Role of Axl in target organ inflammation and damage due to hypertensive aortic remodeling

Excessive endothelial cell stretch causes release of Growth Arrest Specific 6 (GAS6), which activates the tyrosine kinase receptor Axl on monocytes and promotes immune activation and inflammation. We hypothesized that GAS6/Axl blockade would reduce renal and vascular inflammation and lessen renal dysfunction in the setting of chronic aortic remodeling. We characterized a model of aortic remodeling in mice following a 2-week infusion of angiotensin II (ang II). These mice had chronically increased pulse wave velocity and their aortas demonstrated increased mural collagen. Mechanical testing revealed a marked loss of Windkessel function that persisted for 6 months following ang II. Renal function studies showed a reduced ability to excrete a volume load, a progressive increase in albuminuria and tubular damage as estimated by Periodic Acid Schiff staining.

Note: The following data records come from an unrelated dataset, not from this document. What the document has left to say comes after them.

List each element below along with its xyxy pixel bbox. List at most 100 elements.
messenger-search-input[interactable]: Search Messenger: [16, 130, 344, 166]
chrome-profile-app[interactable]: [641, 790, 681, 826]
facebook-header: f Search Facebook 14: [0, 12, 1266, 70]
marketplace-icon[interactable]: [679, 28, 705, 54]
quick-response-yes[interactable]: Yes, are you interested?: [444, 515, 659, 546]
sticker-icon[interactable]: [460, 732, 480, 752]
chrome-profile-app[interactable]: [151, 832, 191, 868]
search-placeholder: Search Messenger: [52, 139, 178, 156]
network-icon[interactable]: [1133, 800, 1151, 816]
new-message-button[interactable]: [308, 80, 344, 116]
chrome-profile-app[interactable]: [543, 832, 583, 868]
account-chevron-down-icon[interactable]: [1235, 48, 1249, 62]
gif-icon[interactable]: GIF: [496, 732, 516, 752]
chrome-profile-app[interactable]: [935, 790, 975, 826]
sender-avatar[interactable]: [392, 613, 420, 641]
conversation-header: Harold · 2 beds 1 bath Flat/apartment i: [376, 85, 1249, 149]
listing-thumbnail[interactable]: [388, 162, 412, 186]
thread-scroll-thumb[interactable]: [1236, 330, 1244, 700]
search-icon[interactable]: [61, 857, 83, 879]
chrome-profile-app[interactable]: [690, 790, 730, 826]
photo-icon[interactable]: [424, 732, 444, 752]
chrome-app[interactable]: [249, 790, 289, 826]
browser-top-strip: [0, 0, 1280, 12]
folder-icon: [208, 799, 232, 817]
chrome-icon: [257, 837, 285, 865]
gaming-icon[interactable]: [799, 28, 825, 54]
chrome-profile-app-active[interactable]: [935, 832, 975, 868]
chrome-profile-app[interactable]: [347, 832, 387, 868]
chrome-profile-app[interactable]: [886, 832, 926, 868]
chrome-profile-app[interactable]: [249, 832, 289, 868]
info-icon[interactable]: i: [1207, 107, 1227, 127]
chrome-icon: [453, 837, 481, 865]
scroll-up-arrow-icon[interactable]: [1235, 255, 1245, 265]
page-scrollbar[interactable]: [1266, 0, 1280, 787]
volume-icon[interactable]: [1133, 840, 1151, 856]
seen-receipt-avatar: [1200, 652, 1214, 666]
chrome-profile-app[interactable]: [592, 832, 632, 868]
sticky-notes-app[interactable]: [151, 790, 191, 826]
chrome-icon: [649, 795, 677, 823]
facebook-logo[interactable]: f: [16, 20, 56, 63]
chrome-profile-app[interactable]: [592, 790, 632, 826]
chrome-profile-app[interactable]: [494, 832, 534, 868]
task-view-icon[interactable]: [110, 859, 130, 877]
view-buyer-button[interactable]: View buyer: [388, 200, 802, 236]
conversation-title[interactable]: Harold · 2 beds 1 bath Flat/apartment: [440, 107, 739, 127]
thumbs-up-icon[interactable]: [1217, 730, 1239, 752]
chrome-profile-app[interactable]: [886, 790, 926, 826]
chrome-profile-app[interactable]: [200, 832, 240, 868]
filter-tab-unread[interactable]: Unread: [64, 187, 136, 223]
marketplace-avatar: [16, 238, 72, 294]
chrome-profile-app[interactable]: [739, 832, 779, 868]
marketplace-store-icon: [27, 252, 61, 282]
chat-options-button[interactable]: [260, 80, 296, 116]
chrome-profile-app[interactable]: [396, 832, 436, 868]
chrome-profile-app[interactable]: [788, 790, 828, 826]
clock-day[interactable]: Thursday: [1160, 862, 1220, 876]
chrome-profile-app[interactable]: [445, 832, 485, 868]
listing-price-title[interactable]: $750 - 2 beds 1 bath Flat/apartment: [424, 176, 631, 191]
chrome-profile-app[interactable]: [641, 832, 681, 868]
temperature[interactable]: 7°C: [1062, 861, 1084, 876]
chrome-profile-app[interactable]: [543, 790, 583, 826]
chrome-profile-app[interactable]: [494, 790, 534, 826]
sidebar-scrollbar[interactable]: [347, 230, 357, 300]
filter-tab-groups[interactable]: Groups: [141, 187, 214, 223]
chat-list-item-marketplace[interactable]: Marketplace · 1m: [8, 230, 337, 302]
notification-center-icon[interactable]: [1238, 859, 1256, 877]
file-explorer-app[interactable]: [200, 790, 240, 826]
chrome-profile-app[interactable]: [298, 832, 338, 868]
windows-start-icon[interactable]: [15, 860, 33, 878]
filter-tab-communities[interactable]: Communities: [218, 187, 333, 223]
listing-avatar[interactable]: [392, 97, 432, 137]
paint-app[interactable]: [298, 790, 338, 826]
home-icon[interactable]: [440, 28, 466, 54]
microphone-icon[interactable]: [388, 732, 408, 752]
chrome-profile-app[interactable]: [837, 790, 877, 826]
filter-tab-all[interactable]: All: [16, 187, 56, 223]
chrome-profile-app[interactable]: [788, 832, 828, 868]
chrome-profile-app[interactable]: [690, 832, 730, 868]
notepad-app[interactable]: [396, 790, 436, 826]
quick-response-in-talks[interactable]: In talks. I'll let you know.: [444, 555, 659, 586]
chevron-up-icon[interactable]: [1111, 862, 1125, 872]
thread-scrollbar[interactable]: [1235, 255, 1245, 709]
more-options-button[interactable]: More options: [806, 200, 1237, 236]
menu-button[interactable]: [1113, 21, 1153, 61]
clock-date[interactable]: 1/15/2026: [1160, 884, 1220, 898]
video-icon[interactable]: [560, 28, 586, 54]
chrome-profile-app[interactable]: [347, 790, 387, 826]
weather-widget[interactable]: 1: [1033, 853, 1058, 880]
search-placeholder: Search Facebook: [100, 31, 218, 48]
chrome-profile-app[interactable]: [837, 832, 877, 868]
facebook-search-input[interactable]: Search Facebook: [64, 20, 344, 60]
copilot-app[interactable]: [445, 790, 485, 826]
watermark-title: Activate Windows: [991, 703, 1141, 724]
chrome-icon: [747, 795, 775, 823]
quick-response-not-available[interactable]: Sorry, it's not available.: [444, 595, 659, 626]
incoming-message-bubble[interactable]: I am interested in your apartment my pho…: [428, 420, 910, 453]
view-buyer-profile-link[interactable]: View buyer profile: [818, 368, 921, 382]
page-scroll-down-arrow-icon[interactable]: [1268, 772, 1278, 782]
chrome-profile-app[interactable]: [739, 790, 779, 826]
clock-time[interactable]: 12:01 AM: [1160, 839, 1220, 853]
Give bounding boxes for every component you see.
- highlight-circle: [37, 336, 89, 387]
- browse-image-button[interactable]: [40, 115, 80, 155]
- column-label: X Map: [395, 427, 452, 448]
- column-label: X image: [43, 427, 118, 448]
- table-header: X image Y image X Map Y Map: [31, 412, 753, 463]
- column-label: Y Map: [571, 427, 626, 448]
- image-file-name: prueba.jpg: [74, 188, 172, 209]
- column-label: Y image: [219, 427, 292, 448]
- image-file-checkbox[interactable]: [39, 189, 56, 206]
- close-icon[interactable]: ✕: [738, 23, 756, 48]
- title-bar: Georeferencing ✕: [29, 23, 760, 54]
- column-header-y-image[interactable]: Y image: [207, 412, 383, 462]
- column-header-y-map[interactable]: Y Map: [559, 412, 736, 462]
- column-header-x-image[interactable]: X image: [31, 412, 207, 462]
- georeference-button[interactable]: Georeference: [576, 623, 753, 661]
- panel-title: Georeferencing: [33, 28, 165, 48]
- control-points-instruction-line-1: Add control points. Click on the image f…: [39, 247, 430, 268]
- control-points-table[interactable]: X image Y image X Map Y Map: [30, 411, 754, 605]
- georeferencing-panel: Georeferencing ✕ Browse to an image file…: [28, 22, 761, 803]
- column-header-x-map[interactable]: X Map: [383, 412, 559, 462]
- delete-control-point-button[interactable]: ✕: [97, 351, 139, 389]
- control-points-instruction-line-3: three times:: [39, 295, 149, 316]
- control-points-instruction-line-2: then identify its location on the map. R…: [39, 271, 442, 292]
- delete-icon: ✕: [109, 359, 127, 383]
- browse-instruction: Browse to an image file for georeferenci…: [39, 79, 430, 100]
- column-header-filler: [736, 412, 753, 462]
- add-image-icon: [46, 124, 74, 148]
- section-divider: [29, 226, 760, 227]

Treatment with the Axl inhibitor R428 beginning 2 months after ang II had minimal effect on aortic remodeling 2 months later, but reduced the infiltration of T cells, g/d T cells and macrophages into the aorta and kidney, and improved renal excretory capacity, reduced albuminuria, and reduced evidence of renal tubular damage. In humans, circulating Axl⁺/Siglec6⁺ dendritic cells and phosphoAxl⁺ cells correlated with pulse wave velocity and aortic compliance measured by transesophageal echo, confirming chronic activation of the GAS6/Axl pathway. We conclude that brief episodes of hypertension induce chronic aortic remodeling which associates with persistent low-grade inflammation of the aorta and kidneys and evidence of renal dysfunction. These events are mediated at least in part by GAS6/Axl signaling and are improved with Axl blockade.